The Mobile Daily Tribune, in referring to the religious training of the slaves, says:[80]

"Few persons are aware of the efforts that are continually in progress, in a quiet way, in the various Southern States, for the moral and religious improvement of the negroes—of the number of clergymen of good families, accomplished education, and often of a high degree of talent, who devote their whole time and energies to this work; or of the many laymen—almost invariably slaveholders themselves—who sustain them by their purses and by their assistance as catechists, Sunday school teachers, and the like. These men do not make platform speeches, or talk in public on the subject of their 'mission,' or theorize about the 'planes' on which they stand: they are too busy for this, but they work on quietly in labor and self-denial, looking for a sort of reward very different from the applause bestowed upon stump agitators. Their work is a much less noisy one, but its results will be far more momentous.

"We have very limited information on this subject, for the very reasons just mentioned, but enough to give some idea of the zeal with which these labors are prosecuted by the various Christian denominations. Thus, among the Old School Presbyterians it is stated that about one hundred ministers are engaged in the religious instruction of the negroes exclusively. In South Carolina alone there are forty-five churches or chapels of the Episcopal Church, appropriated exclusively to negroes; thirteen clergymen devote to them their whole time, and twenty-seven a portion of it; and one hundred and fifty persons of the same faith are engaged in imparting to them catechetical instruction. There are other States which would furnish similar statistics if they could be obtained.

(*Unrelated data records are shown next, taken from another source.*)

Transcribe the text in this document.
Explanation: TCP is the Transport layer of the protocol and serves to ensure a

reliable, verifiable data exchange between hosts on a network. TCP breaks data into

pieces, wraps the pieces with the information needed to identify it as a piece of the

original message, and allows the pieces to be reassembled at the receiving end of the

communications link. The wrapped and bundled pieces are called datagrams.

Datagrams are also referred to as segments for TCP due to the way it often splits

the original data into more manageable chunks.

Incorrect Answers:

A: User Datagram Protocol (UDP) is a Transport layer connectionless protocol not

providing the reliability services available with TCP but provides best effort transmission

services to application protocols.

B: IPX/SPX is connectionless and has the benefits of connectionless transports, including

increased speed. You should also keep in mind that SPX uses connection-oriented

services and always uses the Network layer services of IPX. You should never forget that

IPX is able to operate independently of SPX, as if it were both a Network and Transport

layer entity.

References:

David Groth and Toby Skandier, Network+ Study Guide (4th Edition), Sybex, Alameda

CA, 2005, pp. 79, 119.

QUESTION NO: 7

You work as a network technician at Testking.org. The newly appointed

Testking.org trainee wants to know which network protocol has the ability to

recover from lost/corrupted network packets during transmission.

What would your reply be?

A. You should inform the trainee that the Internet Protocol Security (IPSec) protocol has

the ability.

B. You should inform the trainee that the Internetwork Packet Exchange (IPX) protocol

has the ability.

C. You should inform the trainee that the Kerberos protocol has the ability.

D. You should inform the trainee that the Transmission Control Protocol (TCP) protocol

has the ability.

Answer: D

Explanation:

"It is in view of such facts as these, that one of our cotemporaries, (the Philadelphia Inquirer,) though not free from a certain degree of anti-slavery proclivity, makes the following candid admission:

"'The introduction of African slavery into the colonies of North America, though doubtless brought about by wicked means, may in the end accomplish great good to Africa; a good, perhaps, to be effected in no other way. Hundreds and thousands have already been saved, temporally and spiritually, who otherwise must have perished. Through these and their descendants it is that civilization and Christianity have been sent back to the perishing millions of Africa.'"

The Fourteenth Annual Report of the Missionary Society of the Methodist Episcopal Church South, 1859, says:

"In our colored missions great good has been accomplished by the labors of the self-sacrificing and zealous missionaries.